Company
Sixone’s technology uses machine learning (ML) algorithms to advance our knowledge of consumer plastics. Our goal is to pioneer an ML technology to enable the recycling of complex plastic materials. Sixone has developed technologies for process digitalization and advanced analytics, built to enable efficient plastics recycling. The bridging of our chemical database and sensor readings has been shown to work for blended plastics and plastic-based products. We believe that the economics of recycled materials can be achieved through innovative processing and materials technologies.
Overview of Role
This role focuses on building end-to-end ML systems that transform spectral, hyperspectral, and imaging data into actionable decisions for materials processing. You will work across the full stack: sensor data ingestion and calibration, feature extraction from high-dimensional spectral data, model development and model deployment into real-world recycling operations. This is a hands-on role that requires strong ML fundamentals.
Responsibilities
The successful candidate will have the following duties and responsibilities:
Build and maintain data pipelines for cameras, optical spectroscopy, and hyperspectral sensors (ingestion, calibration, normalization)
Develop algorithms for
classification, segmentation, anomaly detection
spectral unmixing and representation learning
Design multimodal models linking sensor data to downstream process outcomes
Deploy models into production systems
Establish data quality and calibration standards for sensors
Design and maintain calibration pipelines for imaging sensors
Develop preprocessing and feature extraction algorithms
Handle variations across sensors, lighting conditions, and acquisition setups
Ensure consistency and traceability between raw sensor data and model inputs
Establish data quality metrics and validation protocols for sensor outputs
Work closely with process teams to translate physical signals into model inputs
Own data experimental designs and statistical evaluations.
Develop data collection requirements and model improvement cycles.
Stay current with spectroscopy, computer vision, and remote sensing literature.
Candidate Requirements
To be considered for this role, candidates must meet the following requirements:
Strong proficiency in Python and PyTorch
Experience in high-dimensional data (e.g. imaging, spectroscopy, computer vision, or remote sensing)
Experience working with measurement instruments (e.g., spectroscopy, imaging systems, or sensor calibration) and linking sensor-derived features to physical or chemical properties
Experience in building data pipelines and developing models on cloud infrastructure (AWS)
Experience in designing machine learning models (e.g. CNNs, autoencoders) and deploying models on edge devices.
Comfortable working in a dynamic environment with evolving requirements and continuous product development.
Effective communication skills with both technical and non-technical stakeholders.

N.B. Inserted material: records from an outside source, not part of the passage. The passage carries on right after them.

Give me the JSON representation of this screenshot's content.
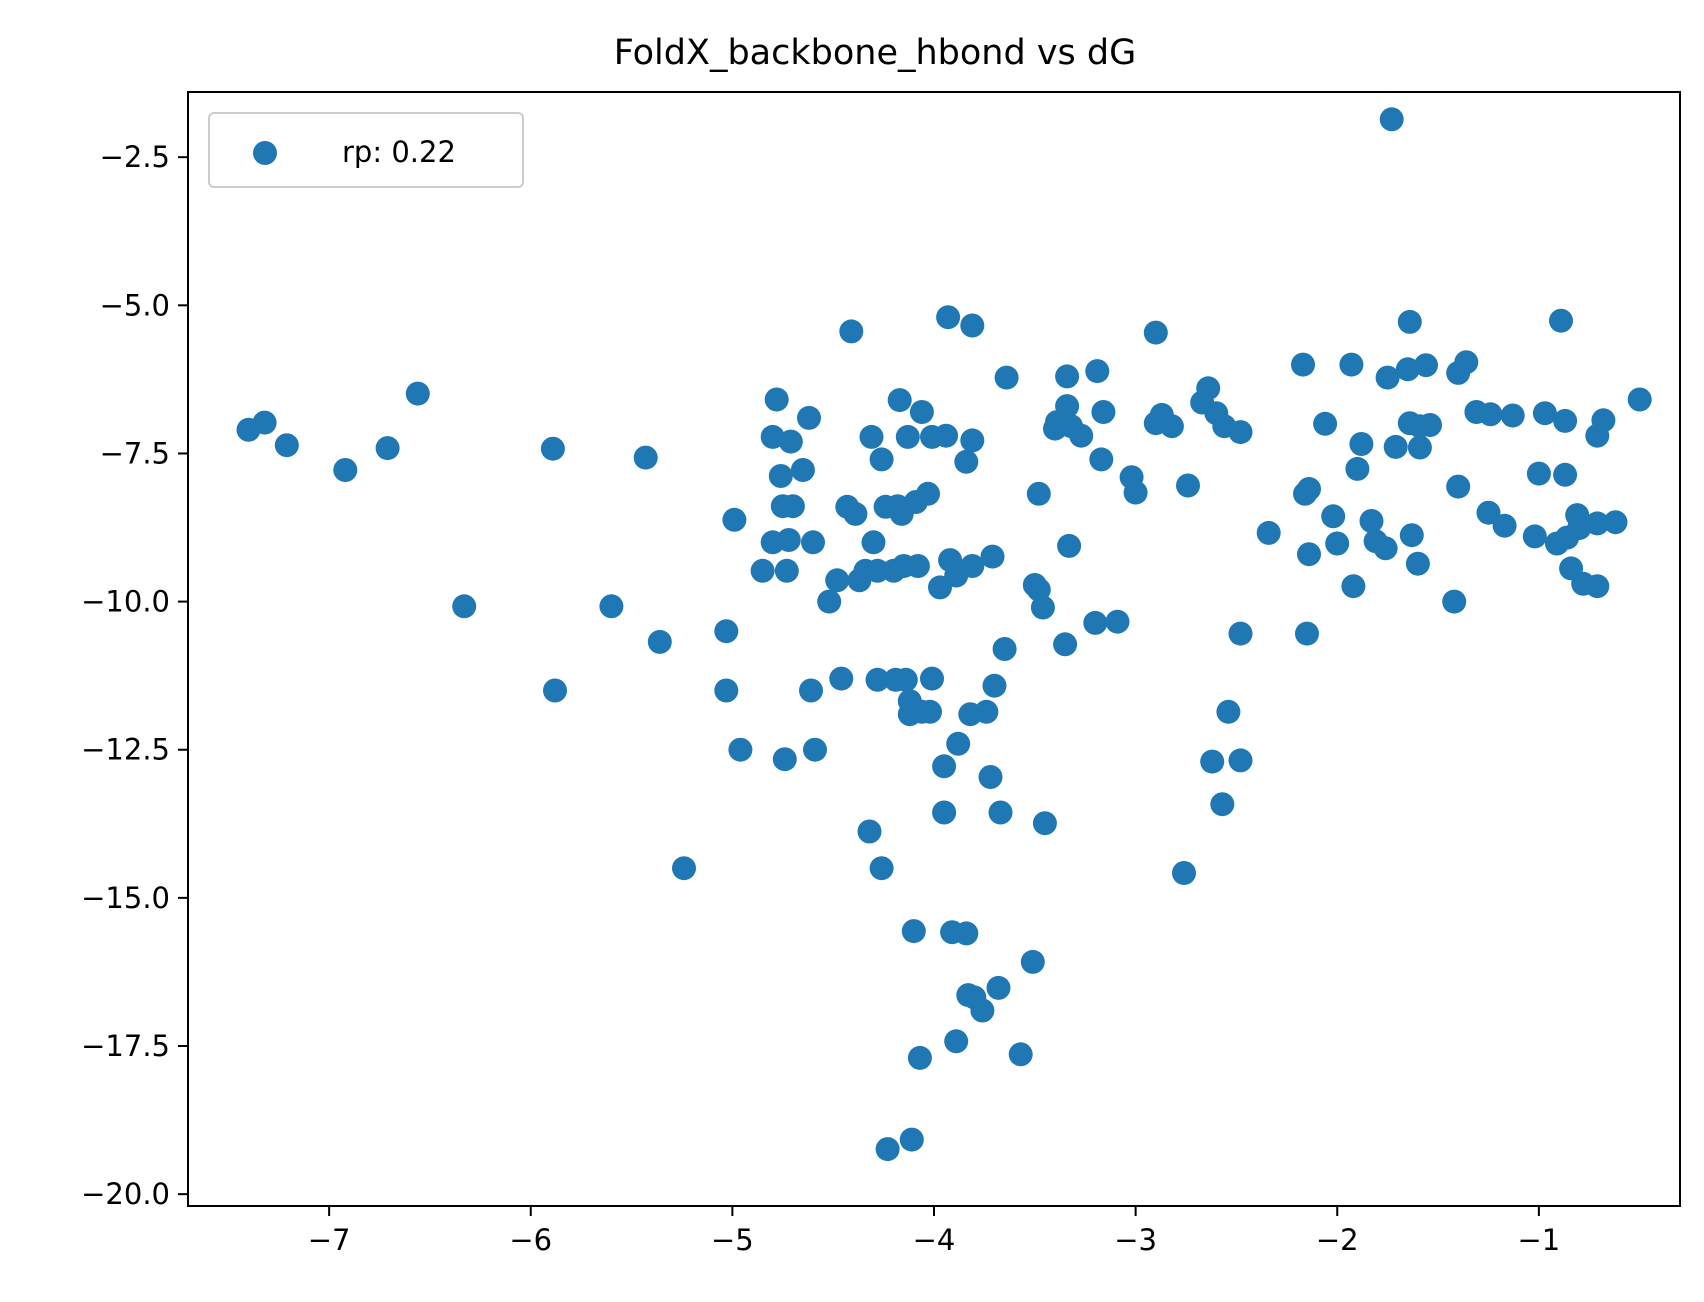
{
  "chart_data": {
    "type": "scatter",
    "title": "FoldX_backbone_hbond vs dG",
    "xlabel": "",
    "ylabel": "",
    "xlim": [
      -7.7,
      -0.3
    ],
    "ylim": [
      -20.2,
      -1.4
    ],
    "x_ticks": [
      -7,
      -6,
      -5,
      -4,
      -3,
      -2,
      -1
    ],
    "y_ticks": [
      -2.5,
      -5.0,
      -7.5,
      -10.0,
      -12.5,
      -15.0,
      -17.5,
      -20.0
    ],
    "x_tick_labels": [
      "−7",
      "−6",
      "−5",
      "−4",
      "−3",
      "−2",
      "−1"
    ],
    "y_tick_labels": [
      "−2.5",
      "−5.0",
      "−7.5",
      "−10.0",
      "−12.5",
      "−15.0",
      "−17.5",
      "−20.0"
    ],
    "grid": false,
    "legend": {
      "placement": "top-left",
      "entries": [
        "rp: 0.22"
      ]
    },
    "color": "#1f77b4",
    "series": [
      {
        "name": "rp: 0.22",
        "points": [
          [
            -7.4,
            -7.1
          ],
          [
            -7.32,
            -6.98
          ],
          [
            -7.21,
            -7.36
          ],
          [
            -6.92,
            -7.78
          ],
          [
            -6.71,
            -7.41
          ],
          [
            -6.56,
            -6.49
          ],
          [
            -6.33,
            -10.08
          ],
          [
            -5.89,
            -7.42
          ],
          [
            -5.88,
            -11.5
          ],
          [
            -5.6,
            -10.08
          ],
          [
            -5.43,
            -7.57
          ],
          [
            -5.36,
            -10.68
          ],
          [
            -5.24,
            -14.5
          ],
          [
            -5.03,
            -10.5
          ],
          [
            -5.03,
            -11.5
          ],
          [
            -4.99,
            -8.62
          ],
          [
            -4.96,
            -12.5
          ],
          [
            -4.85,
            -9.48
          ],
          [
            -4.8,
            -7.22
          ],
          [
            -4.8,
            -9.0
          ],
          [
            -4.78,
            -6.59
          ],
          [
            -4.76,
            -7.88
          ],
          [
            -4.75,
            -8.39
          ],
          [
            -4.74,
            -12.66
          ],
          [
            -4.73,
            -9.48
          ],
          [
            -4.72,
            -8.96
          ],
          [
            -4.71,
            -7.3
          ],
          [
            -4.7,
            -8.39
          ],
          [
            -4.65,
            -7.78
          ],
          [
            -4.62,
            -6.9
          ],
          [
            -4.61,
            -11.5
          ],
          [
            -4.6,
            -9.0
          ],
          [
            -4.59,
            -12.5
          ],
          [
            -4.52,
            -10.0
          ],
          [
            -4.48,
            -9.64
          ],
          [
            -4.46,
            -11.3
          ],
          [
            -4.43,
            -8.4
          ],
          [
            -4.41,
            -5.44
          ],
          [
            -4.39,
            -8.52
          ],
          [
            -4.37,
            -9.64
          ],
          [
            -4.34,
            -9.48
          ],
          [
            -4.32,
            -13.88
          ],
          [
            -4.31,
            -7.22
          ],
          [
            -4.3,
            -9.0
          ],
          [
            -4.28,
            -11.32
          ],
          [
            -4.28,
            -9.48
          ],
          [
            -4.26,
            -14.5
          ],
          [
            -4.26,
            -7.6
          ],
          [
            -4.24,
            -8.4
          ],
          [
            -4.23,
            -19.24
          ],
          [
            -4.2,
            -9.48
          ],
          [
            -4.19,
            -11.32
          ],
          [
            -4.18,
            -8.39
          ],
          [
            -4.17,
            -6.6
          ],
          [
            -4.16,
            -8.52
          ],
          [
            -4.15,
            -9.4
          ],
          [
            -4.14,
            -11.32
          ],
          [
            -4.13,
            -7.22
          ],
          [
            -4.12,
            -11.68
          ],
          [
            -4.12,
            -11.9
          ],
          [
            -4.11,
            -19.08
          ],
          [
            -4.1,
            -15.56
          ],
          [
            -4.09,
            -8.32
          ],
          [
            -4.08,
            -9.4
          ],
          [
            -4.07,
            -17.7
          ],
          [
            -4.06,
            -6.8
          ],
          [
            -4.06,
            -11.86
          ],
          [
            -4.03,
            -8.18
          ],
          [
            -4.02,
            -11.86
          ],
          [
            -4.01,
            -7.22
          ],
          [
            -4.01,
            -11.3
          ],
          [
            -3.97,
            -9.76
          ],
          [
            -3.95,
            -13.56
          ],
          [
            -3.95,
            -12.78
          ],
          [
            -3.94,
            -7.2
          ],
          [
            -3.93,
            -5.2
          ],
          [
            -3.92,
            -9.3
          ],
          [
            -3.91,
            -15.58
          ],
          [
            -3.89,
            -17.42
          ],
          [
            -3.89,
            -9.56
          ],
          [
            -3.88,
            -12.4
          ],
          [
            -3.84,
            -15.6
          ],
          [
            -3.84,
            -7.64
          ],
          [
            -3.83,
            -16.64
          ],
          [
            -3.82,
            -11.9
          ],
          [
            -3.81,
            -5.34
          ],
          [
            -3.81,
            -7.28
          ],
          [
            -3.81,
            -9.4
          ],
          [
            -3.8,
            -16.68
          ],
          [
            -3.76,
            -16.9
          ],
          [
            -3.74,
            -11.86
          ],
          [
            -3.72,
            -12.96
          ],
          [
            -3.71,
            -9.24
          ],
          [
            -3.7,
            -11.42
          ],
          [
            -3.68,
            -16.52
          ],
          [
            -3.67,
            -13.56
          ],
          [
            -3.65,
            -10.8
          ],
          [
            -3.64,
            -6.22
          ],
          [
            -3.57,
            -17.64
          ],
          [
            -3.51,
            -16.08
          ],
          [
            -3.5,
            -9.72
          ],
          [
            -3.48,
            -8.18
          ],
          [
            -3.48,
            -9.8
          ],
          [
            -3.46,
            -10.1
          ],
          [
            -3.45,
            -13.74
          ],
          [
            -3.4,
            -7.08
          ],
          [
            -3.39,
            -6.97
          ],
          [
            -3.35,
            -10.72
          ],
          [
            -3.34,
            -6.2
          ],
          [
            -3.34,
            -6.7
          ],
          [
            -3.33,
            -9.06
          ],
          [
            -3.32,
            -7.04
          ],
          [
            -3.27,
            -7.2
          ],
          [
            -3.2,
            -10.36
          ],
          [
            -3.19,
            -6.11
          ],
          [
            -3.17,
            -7.6
          ],
          [
            -3.16,
            -6.8
          ],
          [
            -3.09,
            -10.34
          ],
          [
            -3.02,
            -7.9
          ],
          [
            -3.0,
            -8.16
          ],
          [
            -2.9,
            -6.99
          ],
          [
            -2.9,
            -5.46
          ],
          [
            -2.87,
            -6.85
          ],
          [
            -2.82,
            -7.04
          ],
          [
            -2.76,
            -14.58
          ],
          [
            -2.74,
            -8.04
          ],
          [
            -2.67,
            -6.64
          ],
          [
            -2.64,
            -6.4
          ],
          [
            -2.62,
            -12.7
          ],
          [
            -2.6,
            -6.82
          ],
          [
            -2.57,
            -13.42
          ],
          [
            -2.56,
            -7.04
          ],
          [
            -2.54,
            -11.86
          ],
          [
            -2.48,
            -7.14
          ],
          [
            -2.48,
            -10.54
          ],
          [
            -2.48,
            -12.68
          ],
          [
            -2.34,
            -8.84
          ],
          [
            -2.17,
            -6.0
          ],
          [
            -2.16,
            -8.18
          ],
          [
            -2.15,
            -10.54
          ],
          [
            -2.14,
            -8.1
          ],
          [
            -2.14,
            -9.2
          ],
          [
            -2.06,
            -7.0
          ],
          [
            -2.02,
            -8.56
          ],
          [
            -2.0,
            -9.02
          ],
          [
            -1.93,
            -6.0
          ],
          [
            -1.92,
            -9.74
          ],
          [
            -1.9,
            -7.76
          ],
          [
            -1.88,
            -7.34
          ],
          [
            -1.83,
            -8.64
          ],
          [
            -1.81,
            -8.98
          ],
          [
            -1.76,
            -9.1
          ],
          [
            -1.75,
            -6.22
          ],
          [
            -1.73,
            -1.86
          ],
          [
            -1.71,
            -7.39
          ],
          [
            -1.65,
            -6.08
          ],
          [
            -1.64,
            -5.28
          ],
          [
            -1.64,
            -6.99
          ],
          [
            -1.63,
            -8.88
          ],
          [
            -1.6,
            -9.36
          ],
          [
            -1.59,
            -7.4
          ],
          [
            -1.59,
            -7.04
          ],
          [
            -1.56,
            -6.01
          ],
          [
            -1.54,
            -7.02
          ],
          [
            -1.42,
            -10.0
          ],
          [
            -1.4,
            -8.06
          ],
          [
            -1.4,
            -6.14
          ],
          [
            -1.36,
            -5.96
          ],
          [
            -1.31,
            -6.8
          ],
          [
            -1.25,
            -8.5
          ],
          [
            -1.24,
            -6.84
          ],
          [
            -1.17,
            -8.72
          ],
          [
            -1.13,
            -6.86
          ],
          [
            -1.02,
            -8.9
          ],
          [
            -1.0,
            -7.84
          ],
          [
            -0.97,
            -6.82
          ],
          [
            -0.91,
            -9.02
          ],
          [
            -0.89,
            -5.26
          ],
          [
            -0.87,
            -6.95
          ],
          [
            -0.87,
            -7.86
          ],
          [
            -0.86,
            -8.92
          ],
          [
            -0.84,
            -9.44
          ],
          [
            -0.81,
            -8.54
          ],
          [
            -0.8,
            -8.76
          ],
          [
            -0.78,
            -9.7
          ],
          [
            -0.71,
            -9.74
          ],
          [
            -0.71,
            -8.68
          ],
          [
            -0.71,
            -7.2
          ],
          [
            -0.68,
            -6.94
          ],
          [
            -0.62,
            -8.66
          ],
          [
            -0.5,
            -6.59
          ]
        ]
      }
    ]
  }
}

Legally entitled to work in Canada.
Meeting the following requirements will put you as a standout candidate:
Direct experience developing models/ feature extractions from hyperspectral imaging or spectroscopy
Knowledge in vision transformers / contrastive learning
Implementing and integrating MLOps (MLflow, Docker, CI/CD pipelines) into workflows.
Sixone offers a stimulating work environment that promotes creativity, curiosity, and innovation. Join the team and contribute to our mission to transform the recycling industry and promote a sustainable future.